There are probably hundreds of myths about business property. Indeed, the concept of what constitutes property for a company needs to be clarified among people outside of the commercial field. Even something as simple as whether to lease or buy office space is the subject of multiple myths.
Similarly, the transportation sector is another arena in which misinformation abounds. Other examples of widespread misunderstandings include the need for commercial insurance, whether it’s wiser to work from home or an office, what the most significant expense is for most companies, whether there are limits on the use of owned property, and what the importance of square footage concerns a business operation’s potential success. Examine the following incorrect beliefs and see which one applies to your company.
First-Time Entrepreneurs Should Never Buy Office Space
For some startups, investing in property is a wise initial step. Ironically, those getting started in the commercial business field as owners are often told to rent, not buy office space, even when they can afford to become owners. There are numerous reasons for this particular bit of mythology. Regardless of what’s behind the incorrect information, it’s worth remembering that outright property ownership comes with many advantages. One of the most common ways ownership pays off is through rental income. Those who can afford a small commercial building can often cover a significant portion of the monthly mortgage payment by renting space to others and recouping their expenses.
Transport Fleets Purchase Vehicles in Bulk
Most buy them one at a time. Fleet management is part art and part science. When acquiring business property like trucks, vans, cars, and buses, the wise approach, and the one most followed, is to make individual buys. While the process of vetting new, expensive vehicles can take time, owners and managers must do the right amount of research and make sure to obtain the assets that suit unique needs. Every vehicle’s performance and overall quality directly impact the bottom line and company productivity. That’s why the majority of experienced company buyers in the transport industry follow a specific set of steps as they go through the process of acquiring these vital pieces of property.
Companies Don’t Need Insurance on Leased Space
All workspaces need financial protection against loss and liability. The insurance question rears its head from time to time, and it is hazardous for those who follow the false belief. It’s never wise to save money on insurance coverage by ignoring the need for protection. Even those who lease their storefronts or offices should consult with an experienced commercial insurance agent to find out about liability and other policies they might need. The main rule is even renters need to be insured for various reasons.

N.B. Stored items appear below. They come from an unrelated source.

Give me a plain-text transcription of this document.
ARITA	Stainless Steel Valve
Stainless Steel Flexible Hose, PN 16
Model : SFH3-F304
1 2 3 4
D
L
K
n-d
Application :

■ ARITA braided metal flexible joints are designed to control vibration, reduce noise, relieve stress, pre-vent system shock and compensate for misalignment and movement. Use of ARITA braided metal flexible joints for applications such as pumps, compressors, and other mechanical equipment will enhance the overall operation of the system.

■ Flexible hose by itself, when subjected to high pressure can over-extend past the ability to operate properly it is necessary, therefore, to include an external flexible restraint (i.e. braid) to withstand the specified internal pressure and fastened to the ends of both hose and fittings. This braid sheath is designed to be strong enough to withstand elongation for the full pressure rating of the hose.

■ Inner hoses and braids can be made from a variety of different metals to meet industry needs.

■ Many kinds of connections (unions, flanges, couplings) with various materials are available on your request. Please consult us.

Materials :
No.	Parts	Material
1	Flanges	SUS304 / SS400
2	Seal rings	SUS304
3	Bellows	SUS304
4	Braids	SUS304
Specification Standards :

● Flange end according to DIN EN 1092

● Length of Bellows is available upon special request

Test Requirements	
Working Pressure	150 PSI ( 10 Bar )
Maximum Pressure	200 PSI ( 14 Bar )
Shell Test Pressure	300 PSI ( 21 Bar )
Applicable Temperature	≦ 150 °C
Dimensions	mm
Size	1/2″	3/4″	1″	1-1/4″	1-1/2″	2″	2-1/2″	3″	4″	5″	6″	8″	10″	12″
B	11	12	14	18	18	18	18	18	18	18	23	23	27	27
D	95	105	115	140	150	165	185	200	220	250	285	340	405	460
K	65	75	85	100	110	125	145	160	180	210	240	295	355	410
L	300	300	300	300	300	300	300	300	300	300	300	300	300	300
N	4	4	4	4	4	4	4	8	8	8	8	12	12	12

It’s Always Cheaper to Work from Home
Storefronts and physical space can boost profits. After the COVID pandemic of 2020 began sending millions of workers home, many discovered the convenience of doing their jobs from a spare bedroom or kitchen table. But convenience for employees only sometimes equates to a best practice in the eyes of employers. In some lines of work that require a high degree of data privacy, like banking, it’s only sometimes practical to let everyone work from home. While it does make sense for one-person entities to leverage a home office’s savings, most commercial enterprises need help to function efficiently when their employees are spread out between homes, coffee shops, and traditional places of work.
Rent is the Largest Monthly Expense for Owners
Several expenses can fill the number one slot. Depending on the kind of company you own, rent might or might not be the highest monthly cost of operations. For some enterprises, it’s inventory, and for others, it’s payroll, fuel, utilities, or raw materials. This myth probably began from consumer finance, where individuals typically pay more for a home mortgage than any other line item on their financial statement.
Square Footage is Not a Significant Factor
Square footage data is essential for companies of all sizes in the market for a new place to hang their hats. So much is said about location, price, design, and other factors that square footage gets short shrift. Most commercial entities considering renting or buying their workspace calculate their square footage as precisely as possible. Much depends on the nature of the work. Light manufacturing operations might need a more extensive physical area than a typical office. Owners tend to put a lot of time and effort into calculating how much floor space they need to conduct the company’s business most efficiently without buying or renting too large of a property.